Записки «афганца» | страница 18



— Вот, гады, меня решили обобрать! Да я в четвертый раз иду за «ленточку»… Меня там мужики ждут, а эти… — все более взвинчивался майор.

После первого стакана все прояснилось. Тот батальон, где майор был командиром; понес ощутимые потери. И он, возвращаясь из отпуска, решил провезти вместо двух положенных по закону бутылок водки — целых шесть! Таможня, естественно, ему «добро» не дала. Вернее, дала бы, но при минус одной бутылке для сержанта-пограничника. Майора это взбеленило. На месте осмотра он принял единственно правильное, как ему показалось, решение: в знак протеста на глазах ошалевшего сержанта четыре бутылки водки майор осилил прямо из горлышка, а две принес в первую попавшуюся на стремительно пьянеющие глаза гостиницу. Вместе с гостиницей его взору попались и новички из Закавказского Военного Округа. Закуска и сотоварищи ревнителю офицерской справедливости нашлись мгновенно. Едва поднявшееся солнце сочувственно заглядывало блестками в их мутноватые стаканы.
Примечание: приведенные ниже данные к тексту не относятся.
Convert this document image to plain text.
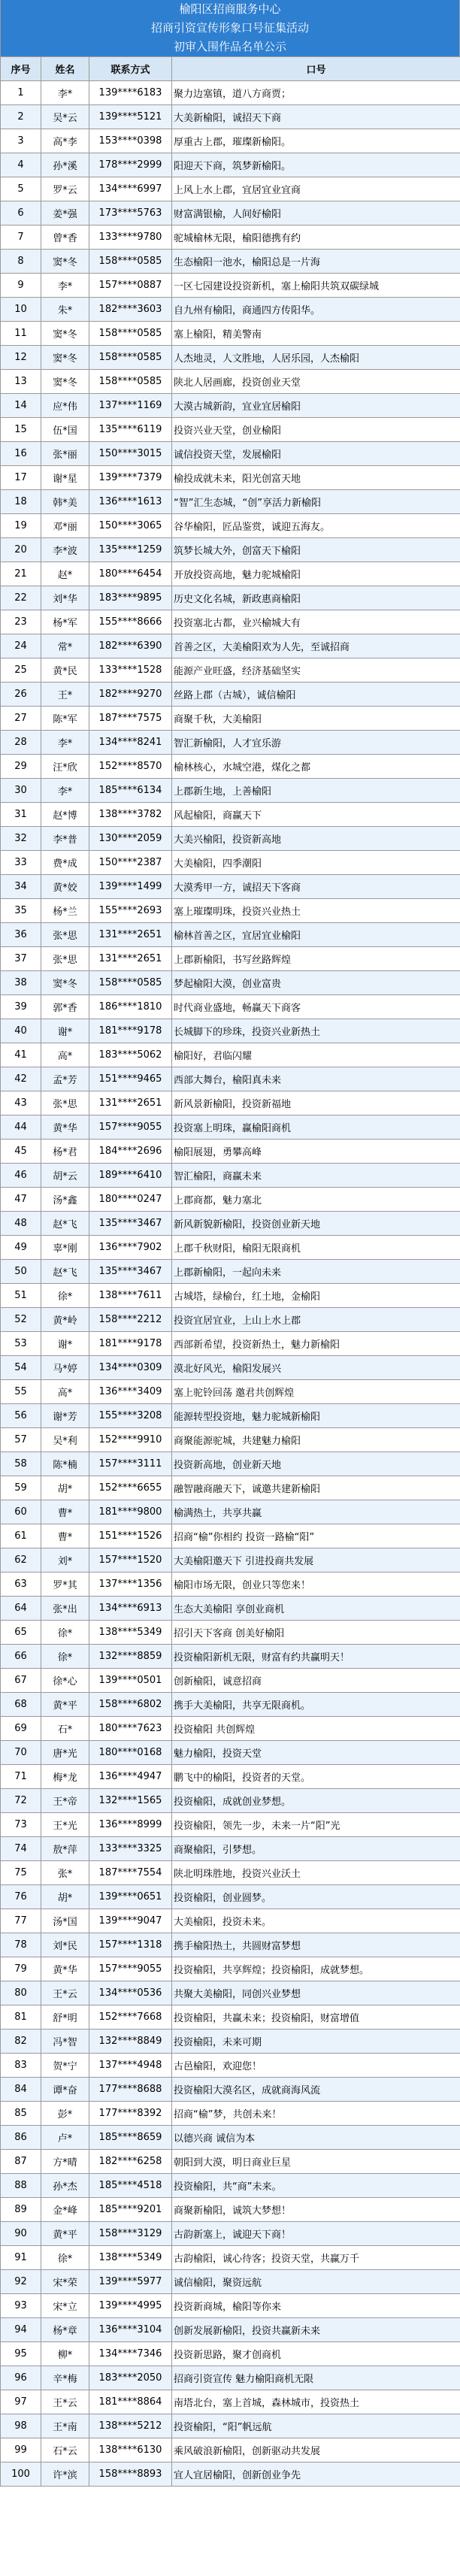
榆阳区招商服务中心
招商引资宣传形象口号征集活动
初审入围作品名单公示
序号	姓名	联系方式	口号
1	李*	139****6183	聚力边塞镇，道八方商贾；
2	吴*云	139****5121	大美新榆阳，诚招天下商
3	高*李	153****0398	厚重古上郡，璀璨新榆阳。
4	孙*溪	178****2999	阳迎天下商，筑梦新榆阳。
5	罗*云	134****6997	上风上水上郡，宜居宜业宜商
6	姜*强	173****5763	财富满银榆，人间好榆阳
7	曾*香	133****9780	驼城榆林无限，榆阳德携有约
8	窦*冬	158****0585	生态榆阳一池水，榆阳总是一片海
9	李*	157****0887	一区七园建设投资新机，塞上榆阳共筑双碳绿城
10	朱*	182****3603	自九州有榆阳，商通四方传阳华。
11	窦*冬	158****0585	塞上榆阳，精美警南
12	窦*冬	158****0585	人杰地灵，人文胜地，人居乐园，人杰榆阳
13	窦*冬	158****0585	陕北人居画廊，投资创业天堂
14	应*伟	137****1169	大漠古城新韵，宜业宜居榆阳
15	伍*国	135****6119	投资兴业天堂，创业榆阳
16	张*丽	150****3015	诚信投资天堂，发展榆阳
17	谢*星	139****7379	榆投成就未来，阳光创富天地
18	韩*美	136****1613	“智”汇生态城，“创”享活力新榆阳
19	邓*丽	150****3065	谷华榆阳，匠品鉴赏，诚迎五海友。
20	李*波	135****1259	筑梦长城大外，创富天下榆阳
21	赵*	180****6454	开放投资高地，魅力驼城榆阳
22	刘*华	183****9895	历史文化名城，新政惠商榆阳
23	杨*军	155****8666	投资塞北古都，业兴榆城大有
24	常*	182****6390	首善之区，大美榆阳欢为人先，至诚招商
25	黄*民	133****1528	能源产业旺盛，经济基础坚实
26	王*	182****9270	丝路上郡（古城），诚信榆阳
27	陈*军	187****7575	商聚千秋，大美榆阳
28	李*	134****8241	智汇新榆阳，人才宜乐游
29	汪*欣	152****8570	榆林核心，水城空港，煤化之都
30	李*	185****6134	上郡新生地，上善榆阳
31	赵*博	138****3782	风起榆阳，商赢天下
32	李*普	130****2059	大美兴榆阳，投资新高地
33	费*成	150****2387	大美榆阳，四季潮阳
34	黄*姣	139****1499	大漠秀甲一方，诚招天下客商
35	杨*兰	155****2693	塞上璀璨明珠，投资兴业热土
36	张*思	131****2651	榆林首善之区，宜居宜业榆阳
37	张*思	131****2651	上郡新榆阳，书写丝路辉煌
38	窦*冬	158****0585	梦起榆阳大漠，创业富贵
39	郭*香	186****1810	时代商业盛地，畅赢天下商客
40	谢*	181****9178	长城脚下的珍珠，投资兴业新热土
41	高*	183****5062	榆阳好，君临闪耀
42	孟*芳	151****9465	西部大舞台，榆阳真未来
43	张*思	131****2651	新风景新榆阳，投资新福地
44	黄*华	157****9055	投资塞上明珠，赢榆阳商机
45	杨*君	184****2696	榆阳展翅，勇攀高峰
46	胡*云	189****6410	智汇榆阳，商赢未来
47	汤*鑫	180****0247	上郡商都，魅力塞北
48	赵*飞	135****3467	新风新貌新榆阳，投资创业新天地
49	辜*刚	136****7902	上郡千秋财阳，榆阳无限商机
50	赵*飞	135****3467	上郡新榆阳，一起向未来
51	徐*	138****7611	古城塔，绿榆台，红土地，金榆阳
52	黄*岭	158****2212	投资宜居宜业，上山上水上郡
53	谢*	181****9178	西部新希望，投资新热土，魅力新榆阳
54	马*婷	134****0309	漠北好风光，榆阳发展兴
55	高*	136****3409	塞上驼铃回荡 邀君共创辉煌
56	谢*芳	155****3208	能源转型投资地，魅力驼城新榆阳
57	吴*利	152****9910	商聚能源驼城，共建魅力榆阳
58	陈*楠	157****3111	投资新高地，创业新天地
59	胡*	152****6655	融智融商融天下，诚邀共建新榆阳
60	曹*	181****9800	榆满热土，共享共赢
61	曹*	151****1526	招商“榆”你相约 投资一路榆“阳”
62	刘*	157****1520	大美榆阳邀天下 引进投商共发展
63	罗*其	137****1356	榆阳市场无限，创业只等您来！
64	张*出	134****6913	生态大美榆阳 享创业商机
65	徐*	138****5349	招引天下客商 创美好榆阳
66	徐*	132****8859	投资榆阳新机无限，财富有约共赢明天！
67	徐*心	139****0501	创新榆阳，诚意招商
68	黄*平	158****6802	携手大美榆阳，共享无限商机。
69	石*	180****7623	投资榆阳 共创辉煌
70	唐*光	180****0168	魅力榆阳，投资天堂
71	梅*龙	136****4947	鹏飞中的榆阳，投资者的天堂。
72	王*帝	132****1565	投资榆阳，成就创业梦想。
73	王*光	136****8999	投资榆阳，领先一步，未来一片“阳”光
74	敖*萍	133****3325	商聚榆阳，引梦想。
75	张*	187****7554	陕北明珠胜地，投资兴业沃土
76	胡*	139****0651	投资榆阳，创业圆梦。
77	汤*国	139****9047	大美榆阳，投资未来。
78	刘*民	157****1318	携手榆阳热土，共圆财富梦想
79	黄*华	157****9055	投资榆阳，共享辉煌；投资榆阳，成就梦想。
80	王*云	134****0536	共聚大美榆阳，同创兴业梦想
81	舒*明	152****7668	投资榆阳，共赢未来；投资榆阳，财富增值
82	冯*智	132****8849	投资榆阳，未来可期
83	贺*宁	137****4948	古邑榆阳，欢迎您！
84	谭*奋	177****8688	投资榆阳大漠名区，成就商海风流
85	彭*	177****8392	招商“榆”梦，共创未来！
86	卢*	185****8659	以德兴商 诚信为本
87	方*晴	182****6258	朝阳到大漠，明日商业巨星
88	孙*杰	185****4518	投资榆阳，共“商”未来。
89	金*峰	185****9201	商聚新榆阳，诚筑大梦想！
90	黄*平	158****3129	古韵新塞上，诚迎天下商！
91	徐*	138****5349	古韵榆阳，诚心待客；投资天堂，共赢万千
92	宋*荣	139****5977	诚信榆阳，聚资远航
93	宋*立	139****4995	投资新商城，榆阳等你来
94	杨*章	136****3104	创新发展新榆阳，投资共赢新未来
95	柳*	134****7346	投资新思路，聚才创商机
96	辛*梅	183****2050	招商引资宣传 魅力榆阳商机无限
97	王*云	181****8864	南塔北台，塞上首城，森林城市，投资热土
98	王*南	138****5212	投资榆阳，“阳”帆远航
99	石*云	138****6130	乘风破浪新榆阳，创新驱动共发展
100	许*滨	158****8893	宜人宜居榆阳，创新创业争先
Борт на Кабул уходил в полночь. Впереди был весь свободный день. Жгучее солнце — хозяин жаркого Ташкента — ненавязчиво посоветовало мимолетным постояльцам найти на пересылке спасительную тень. И после завтрака Виктор с другом забрались в прохладную курилку, где уже человек тридцать офицеров, видимо, впервые летевшие на войну, с восхищением слушали слегка проспавшегося к полудню майора. Утренний герой, надо отдать ему должное, хоть и немного бахвалясь и рисуясь, все-таки стремился предостеречь новичков от неосторожных на первых порах шагов по чужой земле. Для Виктора майорский урок выживания в горах и пустынях Востока оказался просто Божиим подарком. Офицер щедро делился боевым опытом, за который уже было заплачено русской кровью. Пересыпая серьезный разговор побасенками о том, как провести через таможню водку в грелке или расплавленное мумие на подошвах, ухмылявшийся майор вдруг неожиданно как-то спал с лица и подытожил мертвенным тоном:

— Самое страшное, мужики, на войне — везти домой «ноль-двадцать-первых», так называемый «груз двести». Особенно, если из одного с тобой города.

Шифрованная лексика афганской войны требует пояснения. «Ноль-двадцать-первый» обозначал убитого в бою воина. «Грузом двести» обозначалась перевозка трупов, а вертолет, самолет или даже грузовик, перевозивший этот страшный груз, «романтически» назывался «черным тюльпаном». При этом тяжелораненые в переговорах назывались «двухсотыми», а легкораненые «трехсотыми». Почему тяжелораненые были созвучны на этом птичьем языке покойникам, вряд ли кто может внятно объяснить.